A second is the interval of a heart beat. If my heart will beat faster today because I fall in love or I have a job interview, does that mean I will be consuming more time than the others? And if time and space are an unbreakable duo, does this mean we are living in different worlds as well? While the clock shows the same hour for everybody, the perception of time is surely different for each and every individual. Consequently, it could be stated that time is to be found inside the being and not outside it.

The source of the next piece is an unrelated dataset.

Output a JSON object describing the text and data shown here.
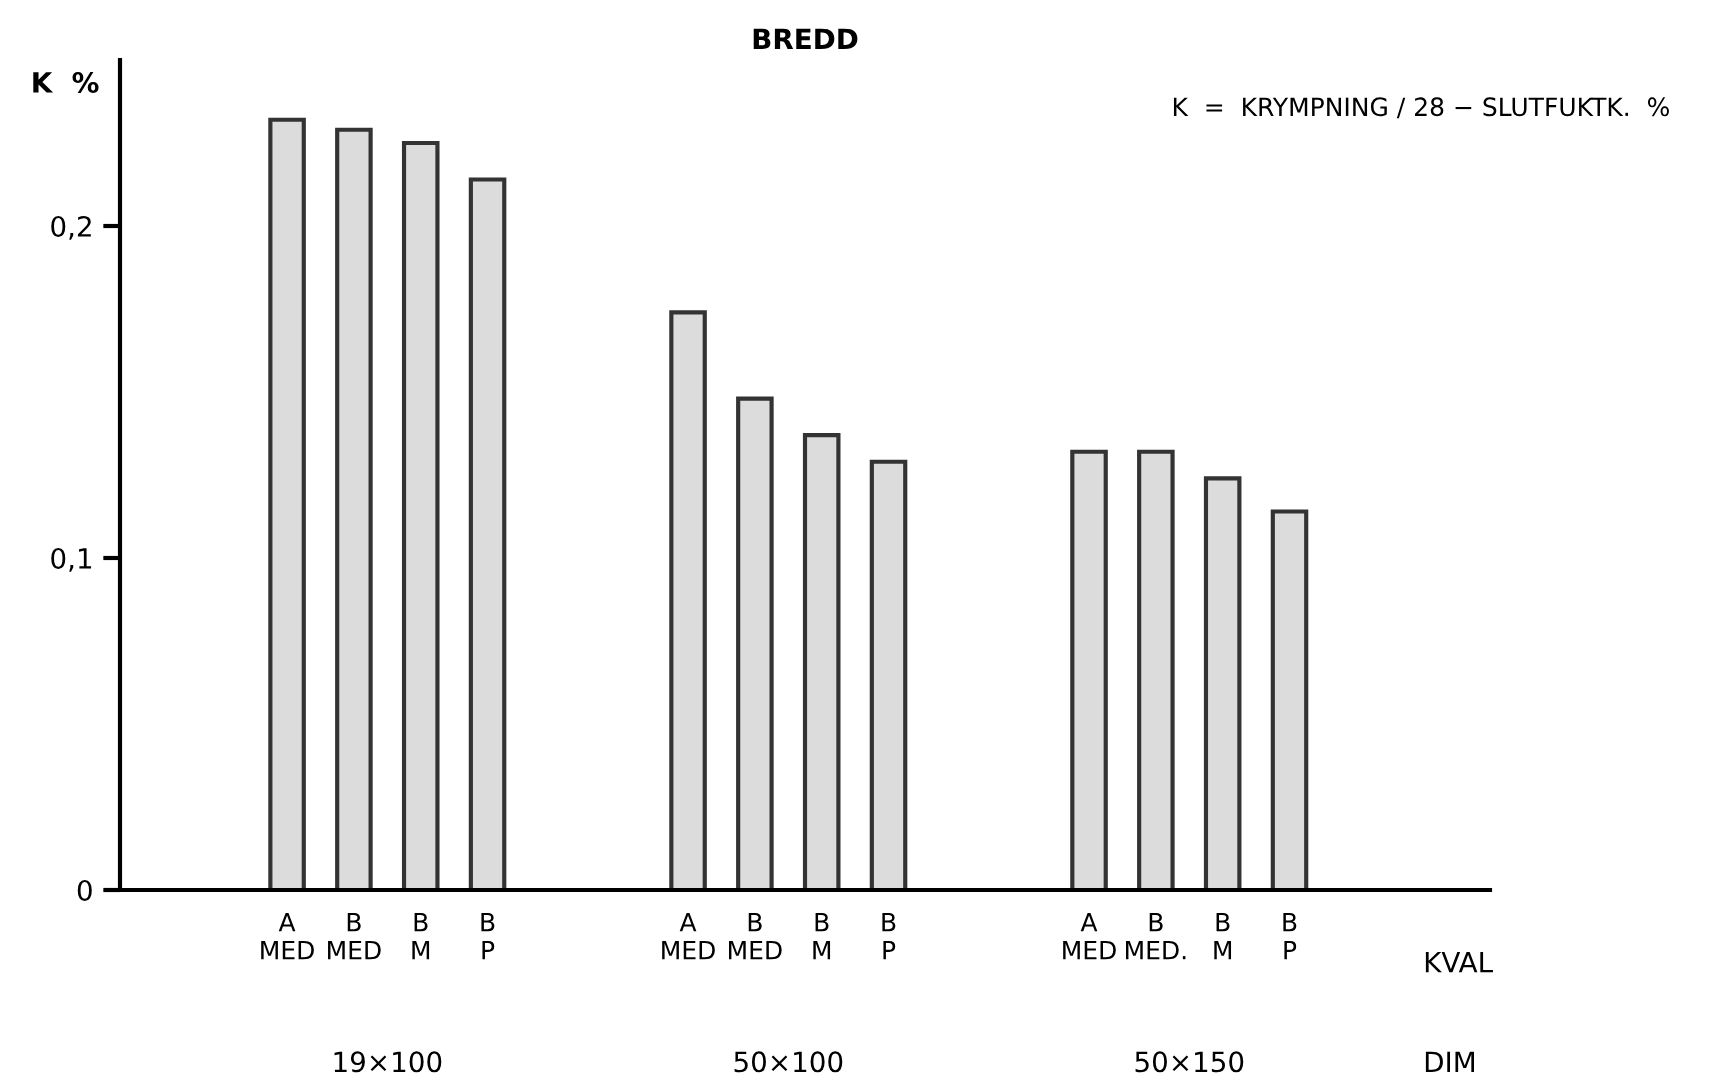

I believe that Time is perceived differently in different cultural spaces, according to the paradigm that ‘reigns’ over a certain geographical space. By paradigm I hereby understand the main set of values and beliefs of a people, guiding their attitudes and behaviour towards all the aspects of life (on an everyday basis, but also concerning deeper philosophical issues). From this point of view, a strong difference that can be noticed is that between the East and the West. In other words, the opposition could be made between the rhythm of living, fast in the West and slow (slower) in the East. While the Eastern countries are adopting values and behaviour patterns from the West, I believe that they are also importing a new rhythm of living and a new conception regarding time with them.
Let us take Romania as an example. Its capital Bucharest could be said to be the city with the fastest rhythm of life. It is a big place, you need to move fast in order to get where you want. The traffic and the crowds, the noise and the pollution will also add pressure. The big city is the place where time is money. The more time you work, the more money you get. And in this period of transition, Romanians are valuing money more than everything else. After the period of confusion that followed the regime changes in 1989, it seems that people are figuring out what they want. A better life, where “better” means owning more of everything. Wishing to own more, people sink deeper and deeper into the consumerist values imported from wherever.
Money and status are strongly connected. The more money you have, the more respect you get, the more the power you benefit from. With some small exceptions, the income comes from the work you do. So for the people hungry for ownership, the job will eat their time. Almost all the young Romanian students wish for a job in a multinational corporation because this is where the good money comes from. Once they get there, they are so busy making time to do more that they forget they have no time for themselves.
Slowing down in Bucovina
It is interesting to notice the differences in the perception of time within a country. Still speaking about Romania, the example that comes to mind is the comparison between Bucharest and Suceava, a town from the north of the country, from the region called Bucovina. Suceava is a quiet town. It is not a God forgotten place, but a lot fewer things happen compared to the Bucharest environment. There are no big companies, no harsh competition between people in their race for a more important status. Consequently, peoples lives have a slower, more relaxed rhythm with less stress. One interesting aspect worthy of discussion is represented by religious values. While the churches in Bucharest are more often empty and the sermons attended by adults and older people, in Bucovina you will see the churches full on Sunday, with lots of teenagers and young people. While the Christian holidays have intensified their commercial aspect, becoming more of a show and an excuse to buy something, such as a souvenir, in the north they maintain much of their sacred dimension.
I believe that time has a strong sacred dimension (among other things, the calendar’s content is strongly connected to religious factors such as the birth and the resurrection of Christ). From this point of view, it is easy to understand the connections between the perception of time and the values that guide peoples lives in the example mentioned beforehand (Bucharest versus Suceava, Western countries versus Eastern countries). Finally, I would say that time is inside people and that the way you live each and every day is what you actually make out of it.
Raluca Mocrei is a Romanian photographer, currently living in Italy.